De acordo com pt.wedoany.com-O Escritório de Controle de Ativos Estrangeiros (OFAC) do Departamento do Tesouro dos EUA prorrogou novamente a validade da licença geral que permite à Lukoil negociar a venda de seus ativos no exterior, com novo prazo até 22 de agosto de 2026. A licença anterior era válida até 25 de julho.
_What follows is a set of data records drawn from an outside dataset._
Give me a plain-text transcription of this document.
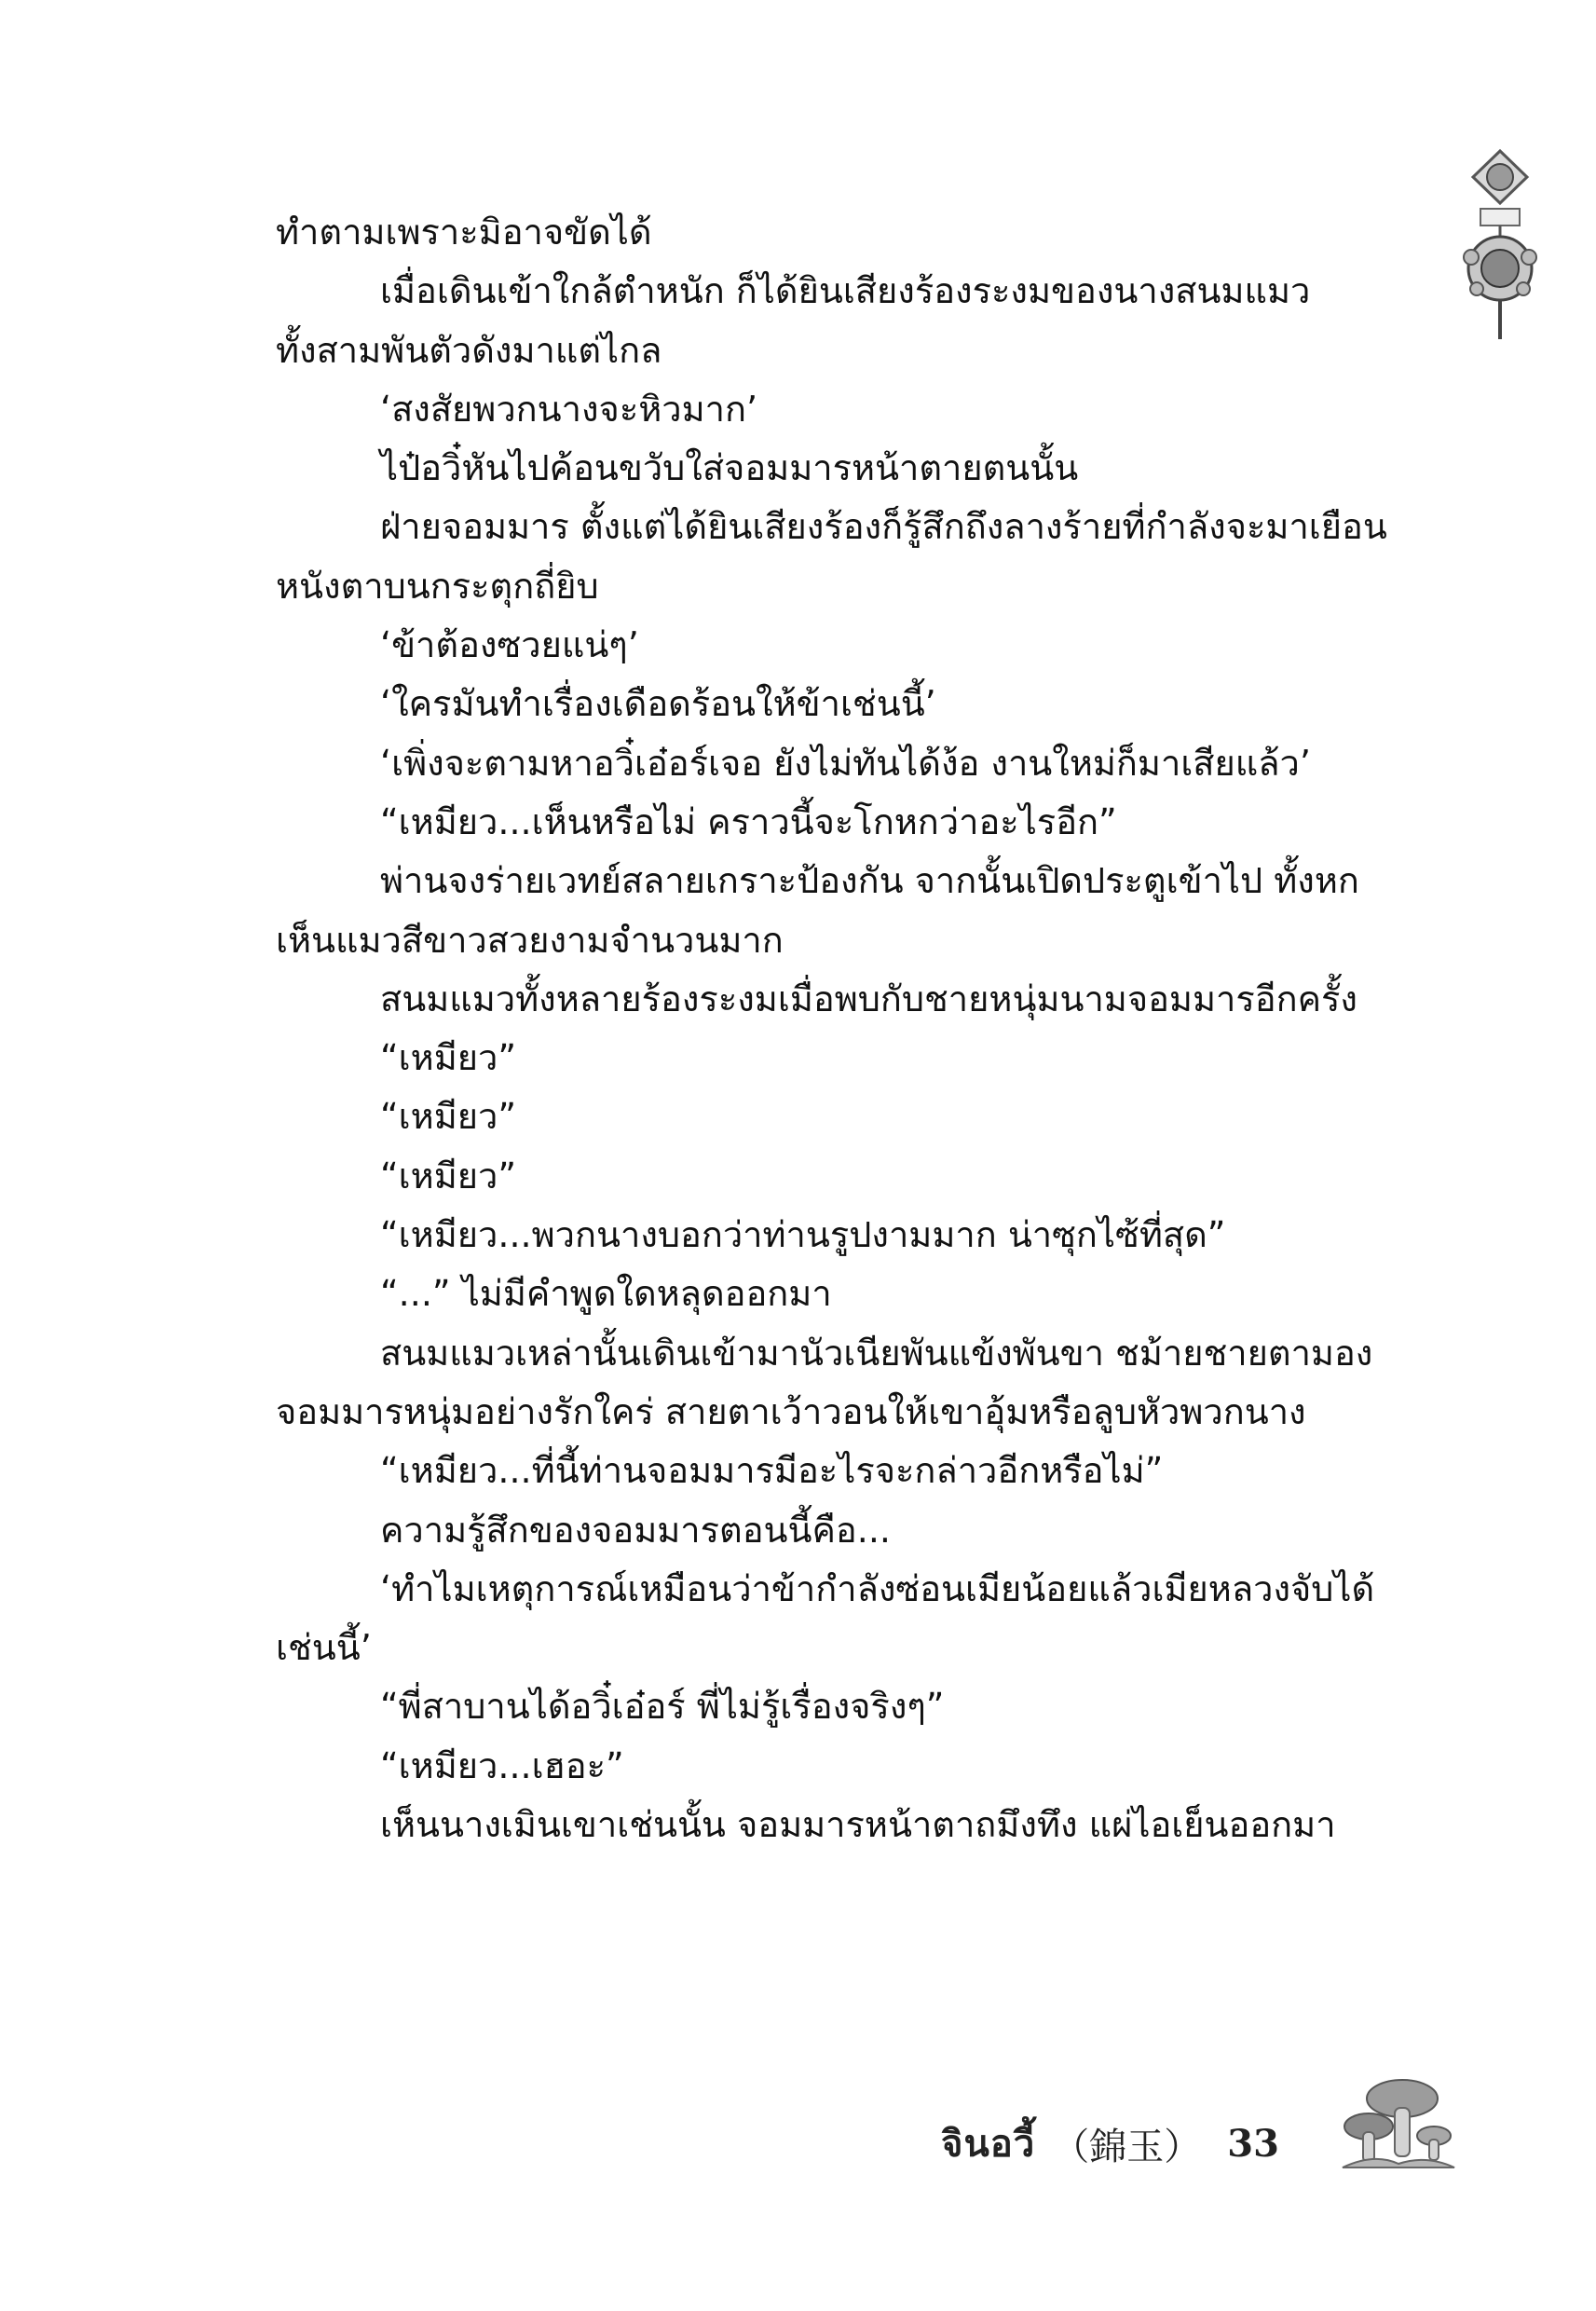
ทำตามเพราะมิอาจขัดได้
เมื่อเดินเข้าใกล้ตำหนัก ก็ได้ยินเสียงร้องระงมของนางสนมแมว
ทั้งสามพันตัวดังมาแต่ไกล
‘สงสัยพวกนางจะหิวมาก’
ไป๋อวิ๋หันไปค้อนขวับใส่จอมมารหน้าตายตนนั้น
ฝ่ายจอมมาร ตั้งแต่ได้ยินเสียงร้องก็รู้สึกถึงลางร้ายที่กำลังจะมาเยือน
หนังตาบนกระตุกถี่ยิบ
‘ข้าต้องซวยแน่ๆ’
‘ใครมันทำเรื่องเดือดร้อนให้ข้าเช่นนี้’
‘เพิ่งจะตามหาอวิ๋เอ๋อร์เจอ ยังไม่ทันได้ง้อ งานใหม่ก็มาเสียแล้ว’
“เหมียว...เห็นหรือไม่ คราวนี้จะโกหกว่าอะไรอีก”
พ่านจงร่ายเวทย์สลายเกราะป้องกัน จากนั้นเปิดประตูเข้าไป ทั้งหก
เห็นแมวสีขาวสวยงามจำนวนมาก
สนมแมวทั้งหลายร้องระงมเมื่อพบกับชายหนุ่มนามจอมมารอีกครั้ง
“เหมียว”
“เหมียว”
“เหมียว”
“เหมียว...พวกนางบอกว่าท่านรูปงามมาก น่าซุกไซ้ที่สุด”
“...” ไม่มีคำพูดใดหลุดออกมา
สนมแมวเหล่านั้นเดินเข้ามานัวเนียพันแข้งพันขา ชม้ายชายตามอง
จอมมารหนุ่มอย่างรักใคร่ สายตาเว้าวอนให้เขาอุ้มหรือลูบหัวพวกนาง
“เหมียว...ที่นี้ท่านจอมมารมีอะไรจะกล่าวอีกหรือไม่”
ความรู้สึกของจอมมารตอนนี้คือ...
‘ทำไมเหตุการณ์เหมือนว่าข้ากำลังซ่อนเมียน้อยแล้วเมียหลวงจับได้
เช่นนี้’
“พี่สาบานได้อวิ๋เอ๋อร์ พี่ไม่รู้เรื่องจริงๆ”
“เหมียว...เฮอะ”
เห็นนางเมินเขาเช่นนั้น จอมมารหน้าตาถมึงทึง แผ่ไอเย็นออกมา
จินอวี้ （錦玉） 33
Documentos oficiais mostram que a nova versão da licença (já a oitava prorrogação) se aplica a transações envolvendo a subsidiária austríaca Lukoil International GmbH (LIG) e suas subsidiárias nas quais a participação acionária seja igual ou superior a 50%. A licença permite negociações, realização de auditorias independentes (due diligence) e assinatura de acordos preliminares para venda, desinvestimento ou transferência desses ativos.
As condições essenciais permanecem inalteradas: a própria transação de desinvestimento ainda requer aprovação individual do OFAC, caso a caso. Além disso, a licença continua proibindo a transferência de fundos para pessoas ou contas sob jurisdição russa.
A Lukoil foi incluída na lista de sanções SDN dos EUA em outubro de 2025. Desde então, a empresa anunciou planos de se retirar completamente de projetos internacionais. Em janeiro de 2026, a Lukoil assinou um acordo preliminar com a empresa de investimentos americana Carlyle para a venda da Lukoil International GmbH, mas ainda não obteve aprovação final dos órgãos reguladores.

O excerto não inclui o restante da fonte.